Piano Concerto 1 - Brahms (1833-1897)
The first performance of Brahms' First Piano Concerto took place in Hanover in 1859 with the composer at the keyboard: five days later it was repeated in Leipzig where it was a complete failure. Brahms wrote to his friends Clara Schumann and Joseph Joachim: "It did not go badly; I played considerably better than in Hanover and the orchestra was excellent. But the first rehearsal failed to produce effect on the musicians or the audience. At the second rehearsal there were no listeners and not a muscle moved on the faces of the players. At the performance the first and second movements produced no effect whatsoever and at the end there was only a little desultory applause which was immediately suppressed. There is nothing further to tell you about the event, for not a soul has mentioned the work to me". How devastating for a composer! Remarkably, Brahms seemed to bear these slights with equanimity: "The failure however has not affected me very much and my low spirits and bad temper soon vanished when I heard a C major symphony of Haydn and Beethoven's Ruins of Athens. Yet the concerto will become popular when I have improved its construction". And how right he was!

The music of the Concerto was originally planned as a symphony before it became a three-movement sonata for two pianos. Persuaded that the weight of the music was too heavy a burden for two pianos, Brahms used the first two movements for a concerto for piano whilst the third became part of his German Requiem. Three unusual elements of the music led to the Concerto's initial poor reception: all technical bravura is suppressed; there is an equal footing maintained between soloist and orchestra and the Concerto emulates a symphony in the breadth, seriousness and lack of triviality of its content. If this all sounds rather heavyweight, fear not. The music would not be true Brahms if it did not portray great beauty, emotion and uplift.

The first movement opens with an orchestral introduction of great power before the graceful entry of the piano. We are reminded of the strong opening idea before the second main theme, a typical Brahmsian richly-harmonised melody, is introduced by the piano and repeated by the strings. Thus all the elements of the music are in place for this deeply felt movement.
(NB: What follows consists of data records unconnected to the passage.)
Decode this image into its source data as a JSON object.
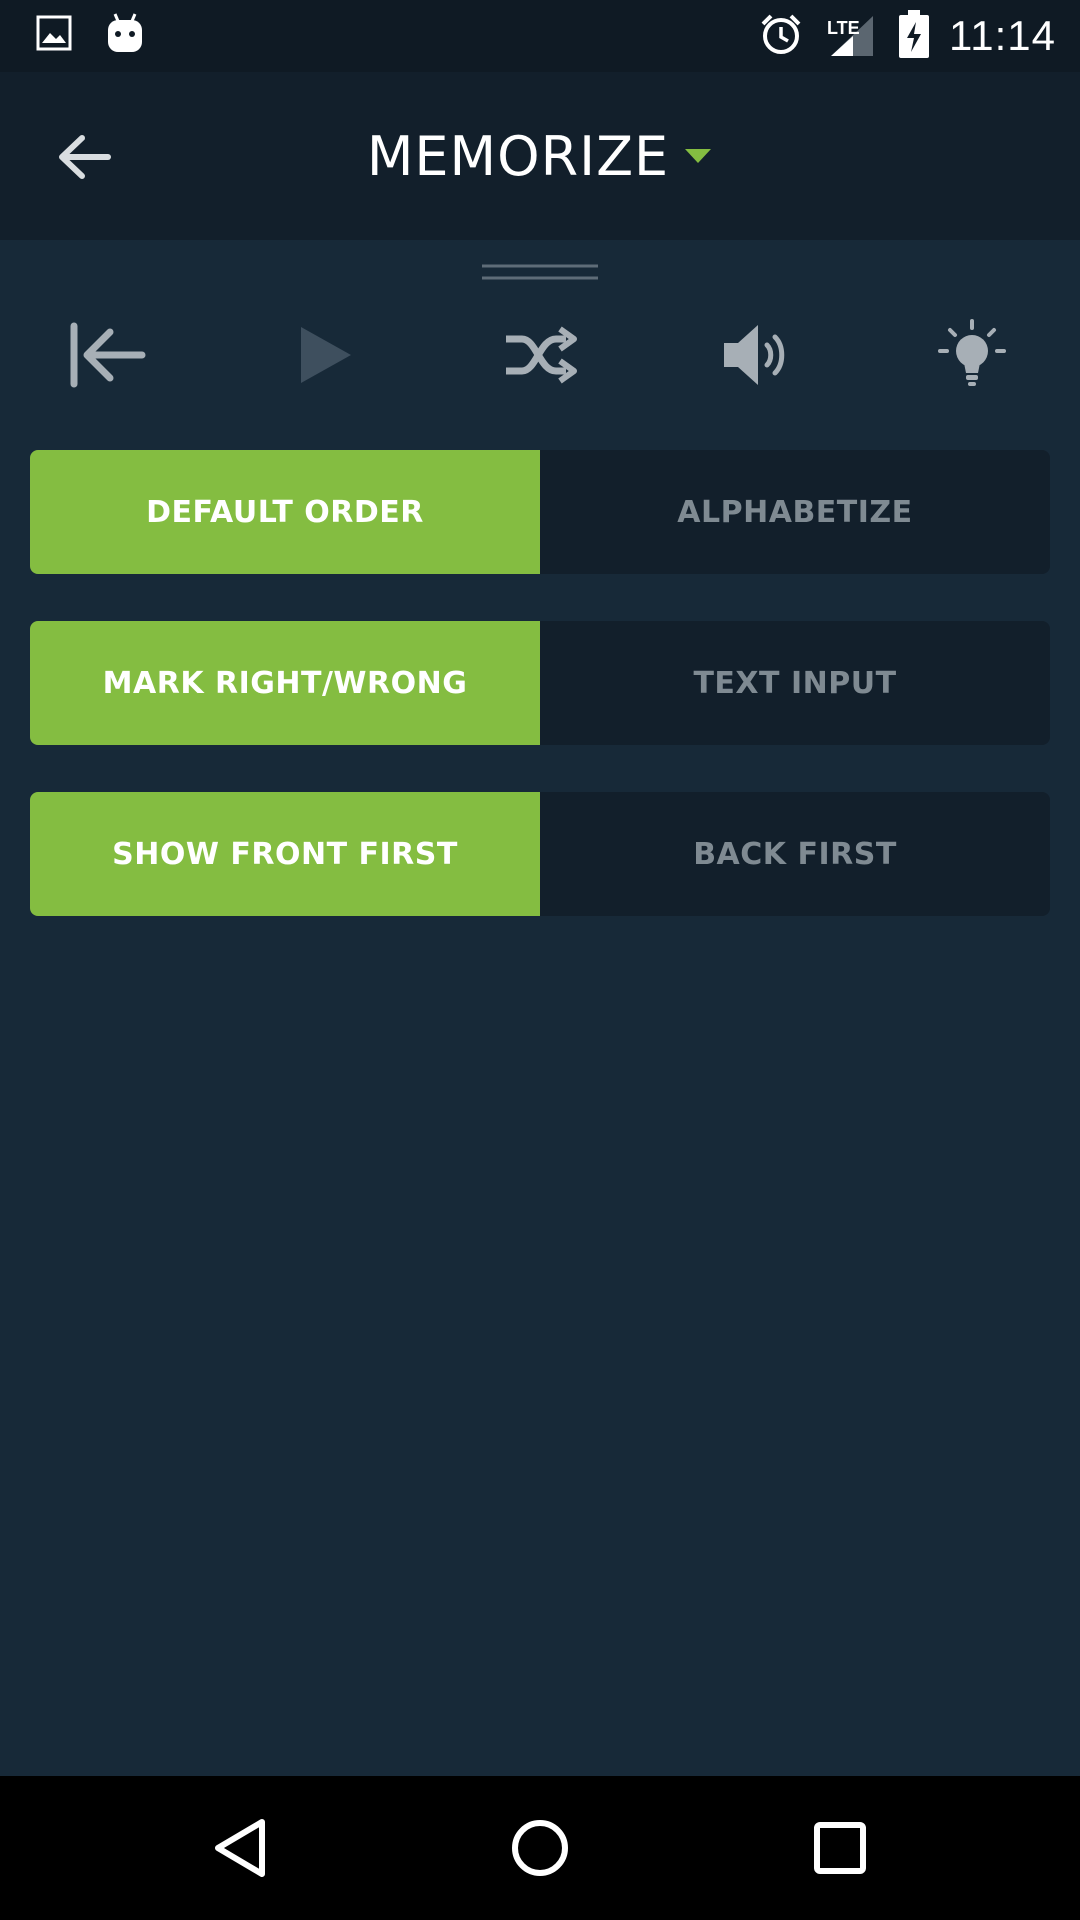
{
  "status_bar": {
    "time": "11:14",
    "network": "LTE",
    "icons": [
      "image-icon",
      "android-icon",
      "alarm-icon",
      "signal-icon",
      "battery-charging-icon"
    ]
  },
  "app_bar": {
    "title": "MEMORIZE",
    "accent_color": "#84bd41"
  },
  "controls": [
    "restart-icon",
    "play-icon",
    "shuffle-icon",
    "volume-icon",
    "lightbulb-icon"
  ],
  "toggles": [
    {
      "active": "DEFAULT ORDER",
      "inactive": "ALPHABETIZE"
    },
    {
      "active": "MARK RIGHT/WRONG",
      "inactive": "TEXT INPUT"
    },
    {
      "active": "SHOW FRONT FIRST",
      "inactive": "BACK FIRST"
    }
  ],
  "colors": {
    "background": "#172938",
    "app_bar": "#121f2b",
    "active_segment": "#84bd41",
    "inactive_text": "#7f8a92"
  },
  "nav_bar": [
    "back-triangle-icon",
    "home-circle-icon",
    "recents-square-icon"
  ]
}
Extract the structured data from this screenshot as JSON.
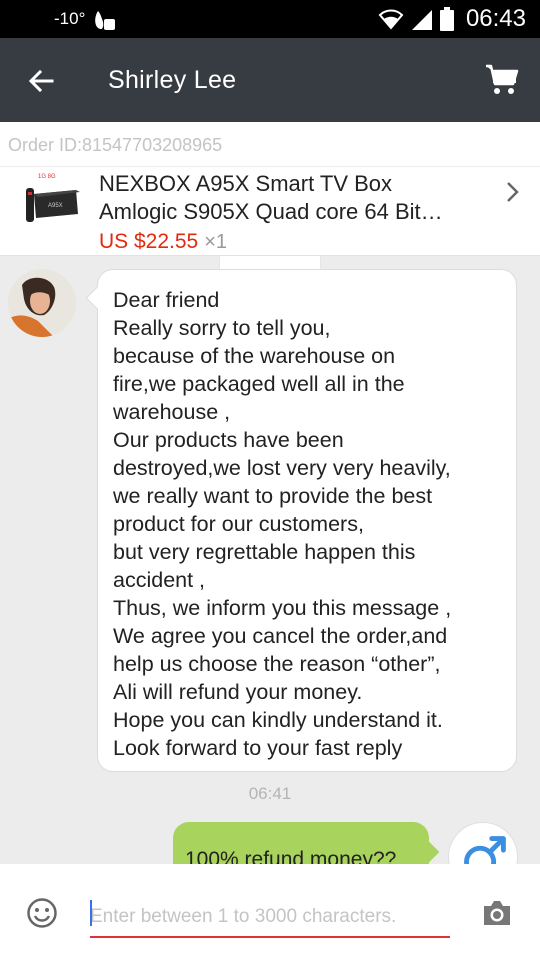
{
  "status_bar": {
    "temperature": "-10°",
    "time": "06:43"
  },
  "header": {
    "title": "Shirley Lee",
    "icons": [
      "back-arrow-icon",
      "shopping-cart-icon"
    ]
  },
  "order": {
    "order_id": "Order ID:81547703208965",
    "product_name_line1": "NEXBOX A95X Smart TV Box",
    "product_name_line2": "Amlogic S905X Quad core 64 Bit…",
    "price": "US $22.55",
    "quantity": "×1",
    "thumb_label": "1G 8G",
    "thumb_brand": "A95X"
  },
  "messages": [
    {
      "from": "seller",
      "lines": [
        "Dear friend",
        "Really sorry to tell you,",
        "because of the warehouse on",
        "fire,we packaged well all in the",
        "warehouse ,",
        "Our products have been",
        "destroyed,we lost very very heavily,",
        "we really want to provide the best",
        "product for our customers,",
        "but very regrettable happen this",
        "accident ,",
        "Thus, we inform you this message ,",
        "We agree you cancel the order,and",
        "help us choose the reason “other”,",
        "Ali will refund your money.",
        "Hope you can kindly understand it.",
        "Look forward to your fast reply"
      ]
    }
  ],
  "timestamp": "06:41",
  "my_message": "100% refund money??",
  "composer": {
    "placeholder": "Enter between 1 to 3000 characters.",
    "value": ""
  },
  "colors": {
    "appbar": "#373c42",
    "price": "#e02b0f",
    "my_bubble": "#a8d35c",
    "input_underline": "#e0303a"
  }
}
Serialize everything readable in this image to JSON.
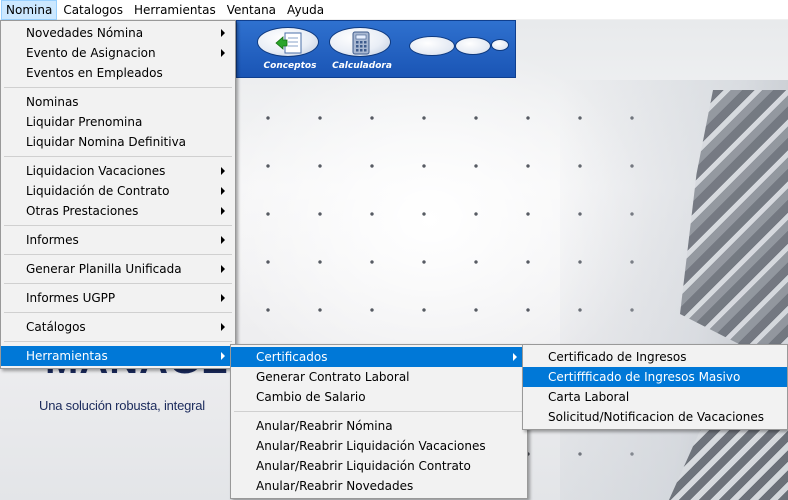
{
  "colors": {
    "menu_highlight": "#0078d7",
    "menubar_active": "#cce8ff",
    "toolbar_blue": "#1a55b5",
    "brand_navy": "#1b2a5c"
  },
  "menubar": {
    "items": [
      "Nomina",
      "Catalogos",
      "Herramientas",
      "Ventana",
      "Ayuda"
    ],
    "active": "Nomina"
  },
  "toolbar": {
    "buttons": [
      {
        "label": "Conceptos",
        "icon": "document-arrow-icon"
      },
      {
        "label": "Calculadora",
        "icon": "calculator-icon"
      }
    ]
  },
  "background": {
    "brand": "MANAGE",
    "tagline": "Una solución robusta, integral"
  },
  "menu_nomina": {
    "groups": [
      [
        {
          "label": "Novedades Nómina",
          "submenu": true
        },
        {
          "label": "Evento de Asignacion",
          "submenu": true
        },
        {
          "label": "Eventos en Empleados",
          "submenu": false
        }
      ],
      [
        {
          "label": "Nominas",
          "submenu": false
        },
        {
          "label": "Liquidar Prenomina",
          "submenu": false
        },
        {
          "label": "Liquidar Nomina Definitiva",
          "submenu": false
        }
      ],
      [
        {
          "label": "Liquidacion Vacaciones",
          "submenu": true
        },
        {
          "label": "Liquidación de Contrato",
          "submenu": true
        },
        {
          "label": "Otras Prestaciones",
          "submenu": true
        }
      ],
      [
        {
          "label": "Informes",
          "submenu": true
        }
      ],
      [
        {
          "label": "Generar Planilla Unificada",
          "submenu": true
        }
      ],
      [
        {
          "label": "Informes UGPP",
          "submenu": true
        }
      ],
      [
        {
          "label": "Catálogos",
          "submenu": true
        }
      ],
      [
        {
          "label": "Herramientas",
          "submenu": true,
          "highlighted": true
        }
      ]
    ]
  },
  "menu_herramientas": {
    "groups": [
      [
        {
          "label": "Certificados",
          "submenu": true,
          "highlighted": true
        },
        {
          "label": "Generar Contrato Laboral",
          "submenu": false
        },
        {
          "label": "Cambio de Salario",
          "submenu": false
        }
      ],
      [
        {
          "label": "Anular/Reabrir Nómina",
          "submenu": false
        },
        {
          "label": "Anular/Reabrir Liquidación Vacaciones",
          "submenu": false
        },
        {
          "label": "Anular/Reabrir Liquidación Contrato",
          "submenu": false
        },
        {
          "label": "Anular/Reabrir Novedades",
          "submenu": false
        }
      ]
    ]
  },
  "menu_certificados": {
    "groups": [
      [
        {
          "label": "Certificado de Ingresos",
          "submenu": false
        },
        {
          "label": "Certiffficado de Ingresos Masivo",
          "submenu": false,
          "highlighted": true
        },
        {
          "label": "Carta Laboral",
          "submenu": false
        },
        {
          "label": "Solicitud/Notificacion de Vacaciones",
          "submenu": false
        }
      ]
    ]
  }
}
Brahms has, at times, been criticised for his orchestration, yet the beautiful opening of the second movement confounds such criticism: the unison upper strings play a simple but rich melody, harmonised with just two bassoons and a bass line. As the music progresses, the intimate relationship between piano and orchestra is more fully revealed - Brahms at his most sublime. The third movement, a Rondo, sees the opening theme returning to anchor the music as it attempts to stray away on contrasted episodes. Brahms' skills extend from the technicalities of fugal form to broadly expansive melodic phrases to bring this monumental work to a satisfying conclusion.